The stunt goes like this — the lawyer says she will trump up some trivial token conditions after the public hearing is closed, then report to City Council that they’ve satisfied all the concerns from the community at the next meeting.  She can say whatever she wants without rebuttal, because the public hearing is closed — the community is excluded from the process — it’s all her show to say whatever works on you, accurate or not.  

If it appears a vote to deny is possible, repeat the stunt until the community and Council are worn down and vote to approve.  This also by intent sucks the wind and momentum from the unanimous public opposition campaign that has inundated Council with email, social media, and a submitted petition signed by over 450 people.  
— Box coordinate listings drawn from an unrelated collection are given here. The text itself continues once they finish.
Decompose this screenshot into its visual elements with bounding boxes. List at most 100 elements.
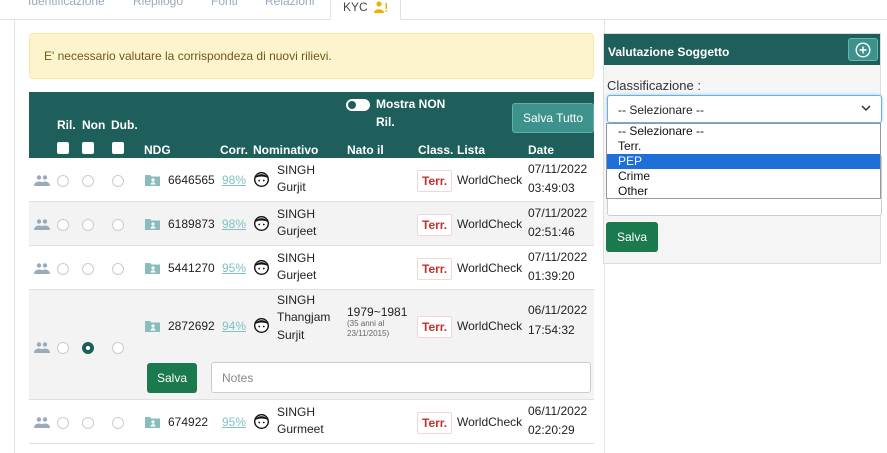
radio-ril[interactable] (57, 342, 69, 354)
name-line2: Gurjit (277, 180, 306, 194)
radio-ril[interactable] (57, 263, 69, 275)
time-value: 17:54:32 (528, 323, 575, 337)
folder-user-icon[interactable] (145, 174, 160, 186)
time-value: 02:20:29 (528, 423, 575, 437)
radio-dub[interactable] (112, 175, 124, 187)
date-value: 07/11/2022 (528, 250, 588, 264)
lista-value: WorldCheck (457, 319, 523, 333)
radio-non[interactable] (82, 417, 94, 429)
name-line1: SINGH (277, 251, 316, 265)
radio-dub[interactable] (112, 417, 124, 429)
corr-link[interactable]: 94% (222, 319, 246, 333)
name-line2: Gurjeet (277, 268, 317, 282)
option-selezionare[interactable]: -- Selezionare -- (607, 124, 880, 139)
folder-user-icon[interactable] (145, 320, 160, 332)
table-row: 6189873 98% SINGH Gurjeet Terr. WorldChe… (29, 202, 594, 246)
table-row: 5441270 95% SINGH Gurjeet Terr. WorldChe… (29, 246, 594, 290)
option-crime[interactable]: Crime (607, 169, 880, 184)
ndg-value: 674922 (168, 415, 209, 429)
date-value: 07/11/2022 (528, 206, 588, 220)
lista-value: WorldCheck (457, 173, 523, 187)
option-other[interactable]: Other (607, 184, 880, 199)
tab-relazioni[interactable]: Relazioni (265, 0, 314, 8)
class-badge: Terr. (417, 170, 453, 192)
ndg-value: 5441270 (168, 261, 215, 275)
birth-note-line1: (35 anni al (347, 319, 385, 328)
radio-ril[interactable] (57, 219, 69, 231)
toggle-label-line1: Mostra NON (376, 97, 446, 111)
header-ndg: NDG (144, 143, 171, 157)
header-nato: Nato il (347, 143, 384, 157)
option-terr[interactable]: Terr. (607, 139, 880, 154)
radio-dub[interactable] (112, 219, 124, 231)
mostra-non-toggle[interactable] (346, 99, 370, 111)
table-header: Ril. Non Dub. Mostra NON Ril. Salva Tutt… (29, 92, 594, 158)
header-lista: Lista (457, 143, 486, 157)
person-icon (254, 260, 269, 275)
table-row: 674922 95% SINGH Gurmeet Terr. WorldChec… (29, 400, 594, 444)
header-corr: Corr. (220, 143, 249, 157)
name-line1: SINGH (277, 405, 316, 419)
ndg-value: 6189873 (168, 217, 215, 231)
folder-user-icon[interactable] (145, 262, 160, 274)
group-icon[interactable] (34, 263, 50, 274)
notes-textarea[interactable]: Notes (211, 362, 591, 393)
group-icon[interactable] (34, 342, 50, 353)
name-line2: Gurmeet (277, 422, 324, 436)
option-pep[interactable]: PEP (607, 154, 880, 169)
radio-ril[interactable] (57, 175, 69, 187)
add-button[interactable] (848, 38, 878, 61)
radio-dub[interactable] (112, 263, 124, 275)
corr-link[interactable]: 95% (222, 415, 246, 429)
tab-kyc[interactable]: KYC (330, 0, 402, 20)
alert-banner: E' necessario valutare la corrispondeza … (29, 33, 594, 79)
user-warning-icon (374, 1, 388, 13)
group-icon[interactable] (34, 417, 50, 428)
date-value: 06/11/2022 (528, 303, 588, 317)
tab-riepilogo[interactable]: Riepilogo (133, 0, 183, 8)
select-all-ril-checkbox[interactable] (57, 142, 69, 154)
lista-value: WorldCheck (457, 415, 523, 429)
radio-non[interactable] (82, 342, 94, 354)
select-all-dub-checkbox[interactable] (112, 142, 124, 154)
panel-header: Valutazione Soggetto (604, 34, 880, 65)
header-dub: Dub. (111, 118, 138, 132)
table-row: 6646565 98% SINGH Gurjit Terr. WorldChec… (29, 158, 594, 202)
radio-non[interactable] (82, 175, 94, 187)
radio-non[interactable] (82, 219, 94, 231)
person-icon (254, 172, 269, 187)
row-save-button[interactable]: Salva (147, 363, 197, 393)
radio-non[interactable] (82, 263, 94, 275)
classificazione-label: Classificazione : (607, 78, 701, 93)
time-value: 02:51:46 (528, 225, 575, 239)
corr-link[interactable]: 98% (222, 217, 246, 231)
select-all-non-checkbox[interactable] (82, 142, 94, 154)
header-nominativo: Nominativo (253, 143, 319, 157)
radio-dub[interactable] (112, 342, 124, 354)
ndg-value: 2872692 (168, 319, 215, 333)
folder-user-icon[interactable] (145, 218, 160, 230)
panel-title: Valutazione Soggetto (608, 45, 730, 59)
toggle-label-line2: Ril. (376, 115, 395, 129)
birth-note-line2: 23/11/2015) (347, 329, 390, 338)
name-line2: Thangjam (277, 310, 331, 324)
name-line2: Gurjeet (277, 224, 317, 238)
save-button[interactable]: Salva (606, 222, 658, 252)
main-panel: E' necessario valutare la corrispondeza … (14, 20, 605, 453)
folder-user-icon[interactable] (145, 416, 160, 428)
classificazione-select[interactable]: -- Selezionare -- (607, 95, 882, 123)
select-value: -- Selezionare -- (618, 103, 705, 117)
corr-link[interactable]: 98% (222, 173, 246, 187)
save-all-button[interactable]: Salva Tutto (512, 103, 594, 133)
tab-bar: Identificazione Riepilogo Fonti Relazion… (0, 0, 887, 20)
birth-date: 1979~1981 (35 anni al 23/11/2015) (347, 305, 407, 339)
name-line1: SINGH (277, 163, 316, 177)
corr-link[interactable]: 95% (222, 261, 246, 275)
tab-fonti[interactable]: Fonti (211, 0, 238, 8)
group-icon[interactable] (34, 175, 50, 186)
group-icon[interactable] (34, 219, 50, 230)
person-icon (254, 318, 269, 333)
radio-ril[interactable] (57, 417, 69, 429)
tab-identificazione[interactable]: Identificazione (28, 0, 105, 8)
lista-value: WorldCheck (457, 217, 523, 231)
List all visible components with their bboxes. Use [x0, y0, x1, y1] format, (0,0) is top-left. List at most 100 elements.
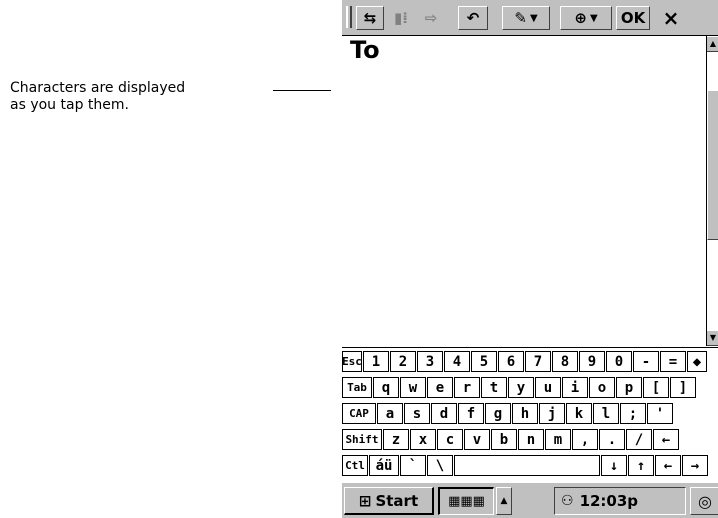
- callout-annotation: Characters are displayed as you tap them…: [10, 80, 185, 114]
- key-cap-r2k0[interactable]: CAP: [342, 403, 376, 424]
- key-t-r1k5[interactable]: t: [481, 377, 507, 398]
- callout-line-2: as you tap them.: [10, 97, 129, 113]
- key-equals-r0k12[interactable]: =: [660, 351, 686, 372]
- ok-button[interactable]: OK: [616, 6, 650, 30]
- format-toggle-button[interactable]: ⇆: [356, 6, 384, 30]
- key-backtick-r4k2[interactable]: `: [400, 455, 426, 476]
- key-k-r2k8[interactable]: k: [566, 403, 592, 424]
- key-quote-r2k11[interactable]: ': [647, 403, 673, 424]
- key-c-r3k3[interactable]: c: [437, 429, 463, 450]
- chevron-up-icon: ▲: [500, 496, 508, 506]
- key-i-r1k8[interactable]: i: [562, 377, 588, 398]
- key-accents-r4k1[interactable]: áü: [369, 455, 399, 476]
- key-left-bracket-r1k11[interactable]: [: [643, 377, 669, 398]
- key-comma-r3k8[interactable]: ,: [572, 429, 598, 450]
- key-v-r3k4[interactable]: v: [464, 429, 490, 450]
- clock[interactable]: 12:03p: [580, 492, 638, 510]
- key-f-r2k4[interactable]: f: [458, 403, 484, 424]
- key-z-r3k1[interactable]: z: [383, 429, 409, 450]
- key-period-r3k9[interactable]: .: [599, 429, 625, 450]
- key-backslash-r4k3[interactable]: \: [427, 455, 453, 476]
- key-o-r1k9[interactable]: o: [589, 377, 615, 398]
- key-d-r2k3[interactable]: d: [431, 403, 457, 424]
- key-minus-r0k11[interactable]: -: [633, 351, 659, 372]
- desktop-button[interactable]: ◎: [690, 487, 718, 515]
- key-a-r2k1[interactable]: a: [377, 403, 403, 424]
- undo-button[interactable]: ↶: [458, 6, 488, 30]
- key-u-r1k7[interactable]: u: [535, 377, 561, 398]
- key-3-r0k3[interactable]: 3: [417, 351, 443, 372]
- start-label: Start: [375, 491, 419, 510]
- key-y-r1k6[interactable]: y: [508, 377, 534, 398]
- soft-keyboard: Esc 1 2 3 4 5 6 7 8 9 0- = ◆ Tab q w e r t y u i o p[] CAP a s d f g h…: [342, 347, 718, 483]
- key-b-r3k5[interactable]: b: [491, 429, 517, 450]
- document-area[interactable]: [344, 36, 706, 346]
- key-9-r0k9[interactable]: 9: [579, 351, 605, 372]
- pen-tool-icon: ✎: [514, 9, 527, 27]
- key-w-r1k2[interactable]: w: [400, 377, 426, 398]
- app-toolbar: ⇆ ▮⁞ ⇨ ↶ ✎ ▼ ⊕ ▼ OK ×: [342, 0, 718, 36]
- key-s-r2k2[interactable]: s: [404, 403, 430, 424]
- key-m-r3k7[interactable]: m: [545, 429, 571, 450]
- document-text[interactable]: To: [350, 36, 380, 64]
- taskbar: ⊞ Start ▦▦▦ ▲ ⚇ 12:03p ◎: [342, 482, 718, 518]
- indent-right-icon: ⇨: [424, 9, 438, 27]
- scroll-thumb[interactable]: [707, 90, 718, 240]
- key-h-r2k6[interactable]: h: [512, 403, 538, 424]
- key-r-r1k4[interactable]: r: [454, 377, 480, 398]
- close-icon: ×: [662, 6, 680, 30]
- key-semicolon-r2k10[interactable]: ;: [620, 403, 646, 424]
- scroll-down-arrow-icon[interactable]: ▼: [707, 330, 718, 346]
- key-j-r2k7[interactable]: j: [539, 403, 565, 424]
- key-e-r1k3[interactable]: e: [427, 377, 453, 398]
- system-tray: ⚇ 12:03p: [554, 487, 686, 515]
- key-p-r1k10[interactable]: p: [616, 377, 642, 398]
- connection-icon[interactable]: ⚇: [561, 493, 574, 509]
- chevron-down-icon: ▼: [529, 12, 538, 24]
- key-backspace-r0k13[interactable]: ◆: [687, 351, 707, 372]
- start-button[interactable]: ⊞ Start: [344, 487, 434, 515]
- key-right-bracket-r1k12[interactable]: ]: [670, 377, 696, 398]
- callout-pointer-line: [273, 90, 331, 91]
- indent-left-icon: ▮⁞: [394, 9, 408, 27]
- key-up-arrow-r4k6[interactable]: ↑: [628, 455, 654, 476]
- toolbar-grip[interactable]: [346, 6, 352, 28]
- key-slash-r3k10[interactable]: /: [626, 429, 652, 450]
- keyboard-icon: ▦▦▦: [448, 494, 485, 509]
- key-esc-r0k0[interactable]: Esc: [342, 351, 362, 372]
- key-7-r0k7[interactable]: 7: [525, 351, 551, 372]
- key-5-r0k5[interactable]: 5: [471, 351, 497, 372]
- key-shift-r3k0[interactable]: Shift: [342, 429, 382, 450]
- key-2-r0k2[interactable]: 2: [390, 351, 416, 372]
- key-8-r0k8[interactable]: 8: [552, 351, 578, 372]
- key-tab-r1k0[interactable]: Tab: [342, 377, 372, 398]
- key-0-r0k10[interactable]: 0: [606, 351, 632, 372]
- key-space-r4k4[interactable]: [454, 455, 600, 476]
- key-l-r2k9[interactable]: l: [593, 403, 619, 424]
- key-4-r0k4[interactable]: 4: [444, 351, 470, 372]
- pen-tool-button[interactable]: ✎ ▼: [502, 6, 550, 30]
- key-g-r2k5[interactable]: g: [485, 403, 511, 424]
- input-method-arrow-button[interactable]: ▲: [496, 487, 512, 515]
- key-left-arrow-r3k11[interactable]: ←: [653, 429, 679, 450]
- key-left-arrow-r4k7[interactable]: ←: [655, 455, 681, 476]
- key-down-arrow-r4k5[interactable]: ↓: [601, 455, 627, 476]
- key-right-arrow-r4k8[interactable]: →: [682, 455, 708, 476]
- windows-flag-icon: ⊞: [358, 491, 372, 510]
- key-1-r0k1[interactable]: 1: [363, 351, 389, 372]
- key-q-r1k1[interactable]: q: [373, 377, 399, 398]
- key-n-r3k6[interactable]: n: [518, 429, 544, 450]
- input-panel-button[interactable]: ▦▦▦: [438, 487, 494, 515]
- scroll-up-arrow-icon[interactable]: ▲: [707, 36, 718, 52]
- close-button[interactable]: ×: [656, 6, 686, 30]
- key-ctl-r4k0[interactable]: Ctl: [342, 455, 368, 476]
- zoom-button[interactable]: ⊕ ▼: [560, 6, 612, 30]
- vertical-scrollbar[interactable]: ▲ ▼: [706, 36, 718, 346]
- key-6-r0k6[interactable]: 6: [498, 351, 524, 372]
- chevron-down-icon: ▼: [589, 12, 598, 24]
- undo-icon: ↶: [466, 9, 480, 27]
- key-x-r3k2[interactable]: x: [410, 429, 436, 450]
- indent-right-button[interactable]: ⇨: [418, 6, 444, 30]
- callout-line-1: Characters are displayed: [10, 80, 186, 96]
- indent-left-button[interactable]: ▮⁞: [386, 6, 416, 30]
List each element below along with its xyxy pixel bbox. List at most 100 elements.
The public deserved a vote on this case when the public hearing was closed on April 6, once the Council agreed to the delay ploy for more conditions and the conditions submitted, a vote definitely should have been taken on April 20, but Council again chose complicity in a lawyer’s unfair tactics.  Developers know to follow this standard protocol to apply for an unrealistic development and density, then add trivial token conditions as the process proceeds and public comment is closed — and Council is all too receptive to it, and it’s proven effective.

It appears to the community that City Council cannot bear to deny a rezoning case, so they allow the developer to delay and delay again until our opposition slows and then present some more benign conditions.  Council will be receptive to any trivial conditions, declare that the developer has gone above and beyond to satisfy concerns, then approve an inappropriate rezoning — when the truth is that these token conditions do nothing to mitigate an inappropriate development at an environmentally sensitive site.

Councilors Forte and Cox had the courage to vote against the delay (for both Z-43 and Z-49), all others were complicit in the ploy.  In fact, Councilor Forte (our district rep) hadn’t even received the last round of new conditions, when you all repeated the biased process again.  It’s all an unfair shell game to wear everyone down and allow a default approval vote with public input closed — a shameful example of closed-door, biased, failed governance.

It’s clear that the rezoning process is becoming a biased charade with a predetermined decision for the developer.  Ms Mattox says she is “working with” Councilor Branch to come up with some conditions to stop the unstoppable erosion and stormwater impacts to Walnut Creek.  Unfortunately for us and our waterways, there is no simple engineering fix to stop unacceptable environmental impacts when a corporation proposes extreme plans to remove a steeply sloped hillside directly on a waterway, and this is all distracting noise.

The public interest in Z-43-20 has been shared with you all loud and clear in onsite meetings, public hearing comments (8 minutes), email correspondence, photo documentation, social media posts, and a petition with 450 signatures.  You have all the information you need to vote.  Delays and obvious lawyer tricks cannot make an inappropriate rezoning request acceptable.  This case should have been denied on April 6 when the public hearing closed, then again on April 20 allowing one round of stunts, and now it is time to please represent your constituents and deny Z-43-20.

Thank you for your leadership and stewardship of our public resources and trust — and ensuring open and fair governance for our citizens.